In all of the hierarchical models we will work with, we will assume exchangeability. In situations where the indices of the experiment contain real information, meaning that the prior is no longer invariant to permuations of the indices, we lose exchangeability. An example would be if we did one set of experiments on one instrument and another set of experiments on another instrument. If we suspect these different instrument may have a real effect on the measured data, we need to explicitly model the differences. This is an example of a factor model, which feature more nuance than the hierarchical models we will consider. We will not go into factor models in this course (but we definitely would if we had more time! Add it to the long list of beautiful advanced topics….). Of course, we may choose to ignore differences between the two instruments in our modeling and recover exchangeability.

Choice of the conditional distribution

We need to specify our prior, which for this hierarchical model means that we have to specify the conditional distribution, \(g(\theta_i\mid \phi)\), as well as \(g(\phi)\). We could assume a Beta prior for \(\phi\); the one we chose in our original nonhierarchical model would be a good choice.

\begin{align} \phi \sim \text{Beta}(1.1, 1.1). \end{align}

For the conditional distribution \(g(\theta_i\mid \phi)\), we might also assume it is Beta-distributed. This necessitates another parameter because the Beta distribution has two parameters.
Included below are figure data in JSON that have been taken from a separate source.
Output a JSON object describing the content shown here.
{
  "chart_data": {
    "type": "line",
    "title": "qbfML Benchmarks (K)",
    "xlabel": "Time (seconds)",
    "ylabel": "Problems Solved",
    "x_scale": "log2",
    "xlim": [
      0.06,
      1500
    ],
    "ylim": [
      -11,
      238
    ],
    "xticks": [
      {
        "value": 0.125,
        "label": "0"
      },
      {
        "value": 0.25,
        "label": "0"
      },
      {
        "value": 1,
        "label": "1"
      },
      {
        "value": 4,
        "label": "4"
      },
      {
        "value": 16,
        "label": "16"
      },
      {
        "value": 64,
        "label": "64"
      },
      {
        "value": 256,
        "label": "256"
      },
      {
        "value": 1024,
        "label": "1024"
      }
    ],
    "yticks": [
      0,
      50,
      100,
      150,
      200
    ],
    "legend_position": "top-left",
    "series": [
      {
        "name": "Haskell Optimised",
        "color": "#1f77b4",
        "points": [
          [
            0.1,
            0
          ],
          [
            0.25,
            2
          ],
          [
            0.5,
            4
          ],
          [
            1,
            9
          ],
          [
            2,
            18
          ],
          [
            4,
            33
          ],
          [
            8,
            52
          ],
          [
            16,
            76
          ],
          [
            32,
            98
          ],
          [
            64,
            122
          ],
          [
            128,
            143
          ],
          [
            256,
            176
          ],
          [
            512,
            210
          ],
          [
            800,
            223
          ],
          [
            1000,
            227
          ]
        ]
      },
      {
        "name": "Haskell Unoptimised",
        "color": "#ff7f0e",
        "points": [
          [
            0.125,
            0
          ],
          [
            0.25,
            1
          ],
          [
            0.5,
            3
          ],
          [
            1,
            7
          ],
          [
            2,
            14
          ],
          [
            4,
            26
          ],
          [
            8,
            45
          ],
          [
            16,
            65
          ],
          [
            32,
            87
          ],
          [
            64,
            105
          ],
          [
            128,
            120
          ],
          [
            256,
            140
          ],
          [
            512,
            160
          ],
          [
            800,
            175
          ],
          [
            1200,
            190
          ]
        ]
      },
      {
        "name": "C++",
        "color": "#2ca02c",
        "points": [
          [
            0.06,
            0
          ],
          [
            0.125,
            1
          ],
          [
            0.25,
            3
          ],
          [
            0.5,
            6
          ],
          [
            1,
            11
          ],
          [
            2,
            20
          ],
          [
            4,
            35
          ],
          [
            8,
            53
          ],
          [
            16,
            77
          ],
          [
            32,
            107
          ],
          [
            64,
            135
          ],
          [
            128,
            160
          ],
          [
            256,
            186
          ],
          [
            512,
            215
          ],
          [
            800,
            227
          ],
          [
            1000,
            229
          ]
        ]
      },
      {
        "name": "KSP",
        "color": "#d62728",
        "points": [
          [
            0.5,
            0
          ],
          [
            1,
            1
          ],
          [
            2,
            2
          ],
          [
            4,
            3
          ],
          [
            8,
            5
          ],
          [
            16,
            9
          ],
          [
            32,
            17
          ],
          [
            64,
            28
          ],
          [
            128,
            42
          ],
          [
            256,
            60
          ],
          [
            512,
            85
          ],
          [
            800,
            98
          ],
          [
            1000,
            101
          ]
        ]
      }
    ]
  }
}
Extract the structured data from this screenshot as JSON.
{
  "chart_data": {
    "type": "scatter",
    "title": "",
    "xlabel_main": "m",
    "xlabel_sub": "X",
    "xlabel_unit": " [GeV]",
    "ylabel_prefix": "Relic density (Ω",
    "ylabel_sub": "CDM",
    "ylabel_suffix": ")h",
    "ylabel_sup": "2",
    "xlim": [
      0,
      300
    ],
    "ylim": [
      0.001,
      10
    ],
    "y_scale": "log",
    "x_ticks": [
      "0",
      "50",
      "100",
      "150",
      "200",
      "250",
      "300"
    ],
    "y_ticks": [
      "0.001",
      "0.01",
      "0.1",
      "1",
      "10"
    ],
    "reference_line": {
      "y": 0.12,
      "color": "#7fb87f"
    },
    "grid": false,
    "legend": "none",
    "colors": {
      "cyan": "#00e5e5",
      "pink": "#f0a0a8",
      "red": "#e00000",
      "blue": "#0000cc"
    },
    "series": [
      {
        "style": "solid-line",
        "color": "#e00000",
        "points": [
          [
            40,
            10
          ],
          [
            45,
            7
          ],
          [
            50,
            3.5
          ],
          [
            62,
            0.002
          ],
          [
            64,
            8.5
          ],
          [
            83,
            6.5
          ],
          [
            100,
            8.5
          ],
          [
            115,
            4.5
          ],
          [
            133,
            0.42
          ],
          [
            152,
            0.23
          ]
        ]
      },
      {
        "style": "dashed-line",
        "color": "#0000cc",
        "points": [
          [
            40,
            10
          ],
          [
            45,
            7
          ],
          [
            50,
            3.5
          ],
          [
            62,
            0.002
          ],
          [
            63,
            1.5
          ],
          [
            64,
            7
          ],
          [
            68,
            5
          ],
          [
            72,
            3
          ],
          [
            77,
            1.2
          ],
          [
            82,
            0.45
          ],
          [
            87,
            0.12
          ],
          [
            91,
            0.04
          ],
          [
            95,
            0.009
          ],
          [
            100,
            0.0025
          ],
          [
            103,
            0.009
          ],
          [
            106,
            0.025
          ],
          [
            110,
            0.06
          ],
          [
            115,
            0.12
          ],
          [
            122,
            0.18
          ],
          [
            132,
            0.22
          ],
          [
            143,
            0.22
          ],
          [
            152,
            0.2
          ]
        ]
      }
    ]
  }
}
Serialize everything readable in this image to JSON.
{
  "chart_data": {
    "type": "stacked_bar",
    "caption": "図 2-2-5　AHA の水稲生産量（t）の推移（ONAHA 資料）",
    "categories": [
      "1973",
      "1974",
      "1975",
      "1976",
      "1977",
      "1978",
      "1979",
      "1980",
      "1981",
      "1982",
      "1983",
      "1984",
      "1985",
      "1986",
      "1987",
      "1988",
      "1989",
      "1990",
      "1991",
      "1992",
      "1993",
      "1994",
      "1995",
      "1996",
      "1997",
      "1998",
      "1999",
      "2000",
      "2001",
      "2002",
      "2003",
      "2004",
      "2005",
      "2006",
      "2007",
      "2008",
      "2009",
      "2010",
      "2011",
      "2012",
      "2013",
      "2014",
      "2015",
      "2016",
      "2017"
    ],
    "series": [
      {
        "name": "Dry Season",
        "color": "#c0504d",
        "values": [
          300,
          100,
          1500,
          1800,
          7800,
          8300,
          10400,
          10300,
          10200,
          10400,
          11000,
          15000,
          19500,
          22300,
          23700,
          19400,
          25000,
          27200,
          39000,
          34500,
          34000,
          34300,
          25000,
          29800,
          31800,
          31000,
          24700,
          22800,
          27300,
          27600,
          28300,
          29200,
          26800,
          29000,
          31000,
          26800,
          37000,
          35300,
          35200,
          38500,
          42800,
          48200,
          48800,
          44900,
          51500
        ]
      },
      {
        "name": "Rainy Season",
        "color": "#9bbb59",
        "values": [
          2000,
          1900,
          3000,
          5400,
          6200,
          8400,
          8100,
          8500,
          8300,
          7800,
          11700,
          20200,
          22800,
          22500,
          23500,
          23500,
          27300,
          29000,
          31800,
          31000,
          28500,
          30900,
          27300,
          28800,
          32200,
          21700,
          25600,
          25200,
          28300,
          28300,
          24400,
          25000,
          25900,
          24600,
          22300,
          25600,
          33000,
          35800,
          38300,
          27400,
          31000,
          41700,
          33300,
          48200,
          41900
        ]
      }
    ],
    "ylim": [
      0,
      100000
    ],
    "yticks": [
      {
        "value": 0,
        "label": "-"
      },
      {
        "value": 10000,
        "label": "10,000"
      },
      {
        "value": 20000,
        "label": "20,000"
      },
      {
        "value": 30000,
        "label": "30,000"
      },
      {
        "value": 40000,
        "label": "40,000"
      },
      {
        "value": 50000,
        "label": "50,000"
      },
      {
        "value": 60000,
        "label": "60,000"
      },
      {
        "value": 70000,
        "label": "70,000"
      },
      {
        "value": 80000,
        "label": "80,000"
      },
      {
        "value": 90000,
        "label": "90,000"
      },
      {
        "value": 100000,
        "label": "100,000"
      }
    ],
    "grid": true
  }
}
The Beta distribution is typically written as

\begin{align} g(\theta\mid \alpha, \beta) = \frac{\Gamma(\alpha+\beta)}{\Gamma(\alpha)\Gamma(\beta)}\, \theta^{\alpha-1}(1-\theta)^{\beta-1}, \end{align}

where it is parametrized by positive constants \(\alpha\) and \(\beta\). The Beta distribution has mean and concentration, respectively, of

\begin{align} \phi &= \frac{\alpha}{\alpha + \beta}, \\[1em] \kappa &= \alpha + \beta. \end{align}

The concentration \(\kappa\) is a measure of how sharp the distribution is. The bigger \(\kappa\) is, the most sharply peaked the distribution is. Since we would like to parametrize our Beta distribution with its mean \(\phi\), we could use \(\kappa\) as our other parameter. So, our expression for the posterior is

\begin{align} g(\theta, \phi, \kappa \mid n, N) = \frac{f(n,N\mid \theta)\,\left( \prod_{i=1}^k g(\theta_i\mid \phi, \kappa)\right)\,g(\phi, \kappa)}{f(n, N)}. \end{align}

We are left to specify the hyperprior \(g(\phi, \kappa)\). We will take \(\phi\) to come from a Beta distribution and \(\kappa\) to come from an weakly informative Half-Normal. Note that to switch from a parametrization using \(\phi\) and \(\kappa\) to one using \(\alpha\) and \(\beta\), we can use

\begin{align} &\alpha = \phi \kappa\\[1em] &\beta = (1-\phi)\kappa. \end{align}

With all of this, we can now put together our model.

\begin{align} &\phi \sim \text{Beta}(1.1, 1.1), \\[1em] &\kappa \sim \text{HalfNorm}(0, 1000), \\[1em] &\alpha = \phi \kappa, \\[1em] &\beta = (1-\phi)\kappa,\\[1em] &\theta_i \sim \text{Beta}(\alpha, \beta) \;\;\forall i,\\[1em] &n_i \sim \text{Binom}(N_i, \theta_i)\;\;\forall i. \end{align}

This is a complete specification of a hierarchical model.